Comparative analysis of adsorption and light decomposition of methylene blue by ordered mesoporous C-Nb-TiO_2 nanocomposites prepared via self-assembly and sol–gel methods

摘要

Highly ordered mesoporous carbon-niobium doped TiO2 nanocomposites with nanocrystal frameworks have been synthesized via the self-assembly and sol-gel methods from organic-inorganicamphiphilic co-assembly followed by the in situ crystallization technology. A soluble resol polymer was used as a carbon precursor, TiO2 as an inorganic precursor, and triblock copolymer F127 as a template. The soluble resol-niobium doped TiO2 nanocomposites with controllable texture properties and composition can be obtained in a wide range from 0.0 to 20.0 wt% TiO2 by adjusting the initial mass ratios. A detailed characterization of the nanocomposites shows that films contain nanoparticles with the anatase modification with pentavalent Nb chloride dissolved into the anatase and mesoporous carbon structure. The nanocomposites have high surface area (424-613 m(2) g(-1)) and ordered pore size (similar to 3.9 nm). Both energy-dispersive X-ray and X-ray fluorescence data detected the presence of Nb and TiO2 in composite mesoporous materials. The scanning electron and transmission electron microscopic images of C-niobium doped TiO2 nanocomposites exhibit highly ordered two dimensional hexagonal mesostructure.
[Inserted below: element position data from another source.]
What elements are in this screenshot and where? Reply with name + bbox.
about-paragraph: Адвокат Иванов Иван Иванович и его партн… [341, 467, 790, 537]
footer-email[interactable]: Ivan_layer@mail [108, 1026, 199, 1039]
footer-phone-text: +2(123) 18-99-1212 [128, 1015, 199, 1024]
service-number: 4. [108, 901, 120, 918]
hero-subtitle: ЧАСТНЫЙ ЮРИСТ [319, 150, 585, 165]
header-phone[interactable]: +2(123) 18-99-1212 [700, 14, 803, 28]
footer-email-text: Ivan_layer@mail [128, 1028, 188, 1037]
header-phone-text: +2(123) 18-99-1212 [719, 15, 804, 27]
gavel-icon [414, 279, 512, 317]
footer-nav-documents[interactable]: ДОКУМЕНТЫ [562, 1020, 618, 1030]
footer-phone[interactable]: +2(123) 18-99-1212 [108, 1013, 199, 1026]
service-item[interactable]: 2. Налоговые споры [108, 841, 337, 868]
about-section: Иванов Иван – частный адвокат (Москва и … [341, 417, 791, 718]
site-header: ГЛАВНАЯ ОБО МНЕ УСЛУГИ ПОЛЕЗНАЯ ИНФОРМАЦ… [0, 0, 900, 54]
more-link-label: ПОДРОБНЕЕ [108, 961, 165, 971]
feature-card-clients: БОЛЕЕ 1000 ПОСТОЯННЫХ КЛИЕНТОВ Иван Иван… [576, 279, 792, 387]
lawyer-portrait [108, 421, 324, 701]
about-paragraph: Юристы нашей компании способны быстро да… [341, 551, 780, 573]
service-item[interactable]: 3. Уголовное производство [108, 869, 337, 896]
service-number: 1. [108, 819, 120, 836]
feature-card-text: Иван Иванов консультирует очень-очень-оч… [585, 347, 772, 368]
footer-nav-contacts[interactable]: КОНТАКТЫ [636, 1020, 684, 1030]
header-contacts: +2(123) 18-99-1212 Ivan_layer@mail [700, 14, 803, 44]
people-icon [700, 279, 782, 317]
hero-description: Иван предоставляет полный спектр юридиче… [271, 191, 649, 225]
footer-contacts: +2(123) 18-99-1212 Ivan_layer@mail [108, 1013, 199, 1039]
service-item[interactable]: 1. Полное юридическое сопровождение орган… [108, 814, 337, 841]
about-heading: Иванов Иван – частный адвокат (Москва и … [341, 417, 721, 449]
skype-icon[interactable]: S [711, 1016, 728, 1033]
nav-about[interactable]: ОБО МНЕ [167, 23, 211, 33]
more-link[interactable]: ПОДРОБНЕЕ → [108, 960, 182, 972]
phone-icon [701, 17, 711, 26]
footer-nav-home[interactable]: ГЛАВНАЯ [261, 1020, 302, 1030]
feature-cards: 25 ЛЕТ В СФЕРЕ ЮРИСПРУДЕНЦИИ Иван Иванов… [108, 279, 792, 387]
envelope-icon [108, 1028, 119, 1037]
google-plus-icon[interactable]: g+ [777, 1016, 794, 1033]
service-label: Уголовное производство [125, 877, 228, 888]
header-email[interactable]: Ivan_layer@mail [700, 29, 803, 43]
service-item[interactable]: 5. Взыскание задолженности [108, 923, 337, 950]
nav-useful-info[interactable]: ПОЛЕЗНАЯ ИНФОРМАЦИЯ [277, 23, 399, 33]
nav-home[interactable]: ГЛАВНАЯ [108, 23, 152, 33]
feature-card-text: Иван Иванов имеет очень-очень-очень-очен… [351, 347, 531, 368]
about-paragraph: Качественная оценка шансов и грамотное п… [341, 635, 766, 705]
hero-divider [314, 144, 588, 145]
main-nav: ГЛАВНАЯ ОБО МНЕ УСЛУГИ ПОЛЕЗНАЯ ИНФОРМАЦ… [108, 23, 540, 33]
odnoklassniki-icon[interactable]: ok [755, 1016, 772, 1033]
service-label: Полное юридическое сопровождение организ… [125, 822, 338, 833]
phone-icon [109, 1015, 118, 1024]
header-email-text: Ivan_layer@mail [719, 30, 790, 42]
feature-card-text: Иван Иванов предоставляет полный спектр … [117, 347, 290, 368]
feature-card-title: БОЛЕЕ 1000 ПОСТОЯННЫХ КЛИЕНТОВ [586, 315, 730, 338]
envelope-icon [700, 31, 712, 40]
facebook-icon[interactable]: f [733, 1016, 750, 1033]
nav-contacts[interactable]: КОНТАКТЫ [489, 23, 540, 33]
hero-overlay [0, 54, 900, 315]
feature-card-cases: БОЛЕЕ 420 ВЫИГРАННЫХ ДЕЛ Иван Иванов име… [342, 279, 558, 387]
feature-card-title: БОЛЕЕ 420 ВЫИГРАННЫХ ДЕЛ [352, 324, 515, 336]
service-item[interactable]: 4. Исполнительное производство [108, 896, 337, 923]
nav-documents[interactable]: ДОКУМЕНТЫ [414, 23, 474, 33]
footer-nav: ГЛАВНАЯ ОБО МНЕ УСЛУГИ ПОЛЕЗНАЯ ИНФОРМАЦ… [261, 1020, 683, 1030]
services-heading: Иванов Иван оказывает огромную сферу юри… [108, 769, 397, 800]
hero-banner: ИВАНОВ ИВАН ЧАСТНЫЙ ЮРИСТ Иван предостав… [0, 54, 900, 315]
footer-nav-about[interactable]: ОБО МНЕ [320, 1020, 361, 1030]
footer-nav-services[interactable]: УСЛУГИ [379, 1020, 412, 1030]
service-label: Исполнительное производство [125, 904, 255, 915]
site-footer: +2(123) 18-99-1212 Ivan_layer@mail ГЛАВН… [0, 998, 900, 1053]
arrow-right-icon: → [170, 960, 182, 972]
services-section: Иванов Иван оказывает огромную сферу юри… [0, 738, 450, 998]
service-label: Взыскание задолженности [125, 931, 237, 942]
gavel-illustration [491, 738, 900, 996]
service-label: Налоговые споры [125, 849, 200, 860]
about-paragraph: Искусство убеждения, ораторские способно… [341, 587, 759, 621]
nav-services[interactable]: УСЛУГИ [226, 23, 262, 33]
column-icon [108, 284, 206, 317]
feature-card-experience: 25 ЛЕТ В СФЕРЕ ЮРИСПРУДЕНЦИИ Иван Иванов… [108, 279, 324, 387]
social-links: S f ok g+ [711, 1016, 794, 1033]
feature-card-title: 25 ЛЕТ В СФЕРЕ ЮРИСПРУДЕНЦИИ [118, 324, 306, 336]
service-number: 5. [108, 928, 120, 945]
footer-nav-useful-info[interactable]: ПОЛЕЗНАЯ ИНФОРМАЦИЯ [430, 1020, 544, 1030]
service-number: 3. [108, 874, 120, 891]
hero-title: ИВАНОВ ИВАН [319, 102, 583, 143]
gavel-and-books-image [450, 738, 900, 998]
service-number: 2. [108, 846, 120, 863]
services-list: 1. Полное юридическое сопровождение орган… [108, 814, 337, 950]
The Nb-doped films displayed an enhanced visible light absorption with a red-shift of the optical absorption edge and X-ray diffraction data showed that the films consisted of the anatase polymorph of TiO2. Ultraviolet-visible spectrophotometry data showed that the optical indirect band gap of the films decreased significantly, from 3.13 eV (undoped) to 3.04 eV (0.2 mol% Nb). X-ray photoelectron spectroscopic results of materials show that the characteristic peaks at C1s, Ti2p, O1s and Nb3d exhibit the existence of C, Ti, O, Nb in nanocomposites. Additionally, the nanocomposites show good performance in the degradation of methylene blue due to the photocatalytic activity of the Nb-doped TiO2 nanocrystals and the strong adsorptive capacity of the mesoporous carbon.